I suppose I could have had the character in the film ask the questions and break the 4th wall but I think that would have felt too cliche for me. The separation between voice over and the character allows the audience to enter the world in the film in a unique way that also leaves space for them to listen, see, and hopefully to reflect upon themselves as film progresses and the questions pile up. The character on screen is left ambiguous so the audience can make up their mind about who they are- that might seem like a cop-out but that’s kind of the point. The imagery in the film is also a little wink to the queer subtext and my interest in challenging narrative tropes that perpetuate normative gender roles and sexuality. The character is played by my friend Rufus Backman Ossandón aka Butcherqueen and they’re a performance artist from Sweden and work with similar themes within the context of their drag alter ego. The idea behind the scenes was to place Rufus’ character in banal moments to capture the rhythms of everyday life in a way that plays with the passage of time. Simon Köcher was in charge of the cinematography and our approach was to basically film it like a documentary. We were meticulous about composition and creating space for movement in the frame but everything else was done to make it feel like a documentary. I took inspiration from the photography of Nan Goldin, Chantal Akerman’s Jeanne Dielman, 23, quai du Commerce, 1080 Bruxelles, and Agnes Varda’s Vagabond. They are some of my favorite artists.

5) The film culminates in a shot during which, for the first time, music is heard and the camera moves. Could you comment on this choice?

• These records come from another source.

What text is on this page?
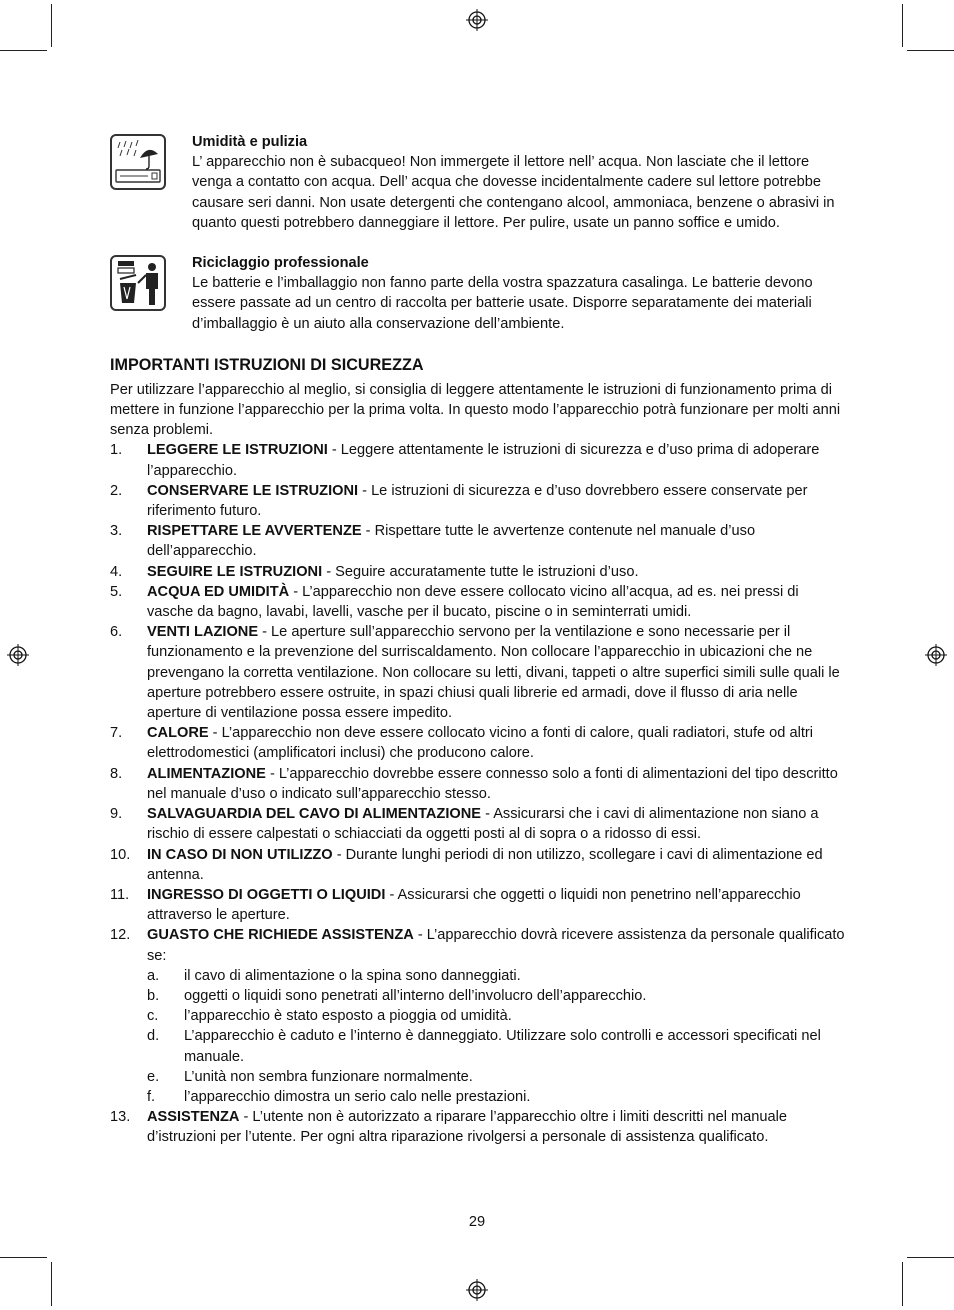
Umidità e pulizia
L’ apparecchio non è subacqueo! Non immergete il lettore nell’ acqua. Non lasciate che il lettore venga a contatto con acqua. Dell’ acqua che dovesse incidentalmente cadere sul lettore potrebbe causare seri danni. Non usate detergenti che contengano alcool, ammoniaca, benzene o abrasivi in quanto questi potrebbero danneggiare il lettore. Per pulire, usate un panno soffice e umido.
Riciclaggio professionale
Le batterie e l’imballaggio non fanno parte della vostra spazzatura casalinga. Le batterie devono essere passate ad un centro di raccolta per batterie usate. Disporre separatamente dei materiali d’imballaggio è un aiuto alla conservazione dell’ambiente.
IMPORTANTI ISTRUZIONI DI SICUREZZA

Per utilizzare l’apparecchio al meglio, si consiglia di leggere attentamente le istruzioni di funzionamento prima di mettere in funzione l’apparecchio per la prima volta. In questo modo l’apparecchio potrà funzionare per molti anni senza problemi.

1.	LEGGERE LE ISTRUZIONI - Leggere attentamente le istruzioni di sicurezza e d’uso prima di adoperare l’apparecchio.
2.	CONSERVARE LE ISTRUZIONI - Le istruzioni di sicurezza e d’uso dovrebbero essere conservate per riferimento futuro.
3.	RISPETTARE LE AVVERTENZE - Rispettare tutte le avvertenze contenute nel manuale d’uso dell’apparecchio.
4.	SEGUIRE LE ISTRUZIONI - Seguire accuratamente tutte le istruzioni d’uso.
5.	ACQUA ED UMIDITÀ - L’apparecchio non deve essere collocato vicino all’acqua, ad es. nei pressi di vasche da bagno, lavabi, lavelli, vasche per il bucato, piscine o in seminterrati umidi.
6.	VENTI LAZIONE - Le aperture sull’apparecchio servono per la ventilazione e sono necessarie per il funzionamento e la prevenzione del surriscaldamento. Non collocare l’apparecchio in ubicazioni che ne prevengano la corretta ventilazione. Non collocare su letti, divani, tappeti o altre superfici simili sulle quali le aperture potrebbero essere ostruite, in spazi chiusi quali librerie ed armadi, dove il flusso di aria nelle aperture di ventilazione possa essere impedito.
7.	CALORE - L’apparecchio non deve essere collocato vicino a fonti di calore, quali radiatori, stufe od altri elettrodomestici (amplificatori inclusi) che producono calore.
8.	ALIMENTAZIONE - L’apparecchio dovrebbe essere connesso solo a fonti di alimentazioni del tipo descritto nel manuale d’uso o indicato sull’apparecchio stesso.
9.	SALVAGUARDIA DEL CAVO DI ALIMENTAZIONE - Assicurarsi che i cavi di alimentazione non siano a rischio di essere calpestati o schiacciati da oggetti posti al di sopra o a ridosso di essi.
10.	IN CASO DI NON UTILIZZO - Durante lunghi periodi di non utilizzo, scollegare i cavi di alimentazione ed antenna.
11.	INGRESSO DI OGGETTI O LIQUIDI - Assicurarsi che oggetti o liquidi non penetrino nell’apparecchio attraverso le aperture.
12.	GUASTO CHE RICHIEDE ASSISTENZA - L’apparecchio dovrà ricevere assistenza da personale qualificato se:
a.	il cavo di alimentazione o la spina sono danneggiati.
b.	oggetti o liquidi sono penetrati all’interno dell’involucro dell’apparecchio.
c.	l’apparecchio è stato esposto a pioggia od umidità.
d.	L’apparecchio è caduto e l’interno è danneggiato. Utilizzare solo controlli e accessori specificati nel manuale.
e.	L’unità non sembra funzionare normalmente.
f.	l’apparecchio dimostra un serio calo nelle prestazioni.
13.	ASSISTENZA - L’utente non è autorizzato a riparare l’apparecchio oltre i limiti descritti nel manuale d’istruzioni per l’utente. Per ogni altra riparazione rivolgersi a personale di assistenza qualificato.
29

Music is heard through out the film- it gently comes in during the first scene. It’s Marc Merza’s song Cycle One. The 180 degree pan in the last scene is Simon cleverly combining two shots that I had on our shotlist into one. That was the last and most difficult shot for us and I credit him for pulling it off. We were at the tail end of the last roll (we only had two rolls of Vision3 500T/5219 35mm film) and only had one take to film each scene. I think we rehearsed the blocking and camera movement for a little more than an hour- basically as much as we could considering we were quickly losing light at the point of the day. Once Rufus, Simon, and I felt comfortable we just went for it. It was hectic and nerve-racking but it worked out. The camera movement wasn’t planned, in fact I wanted every shot to be a static long take but the pan gives the film a really nice anti-climactic ending.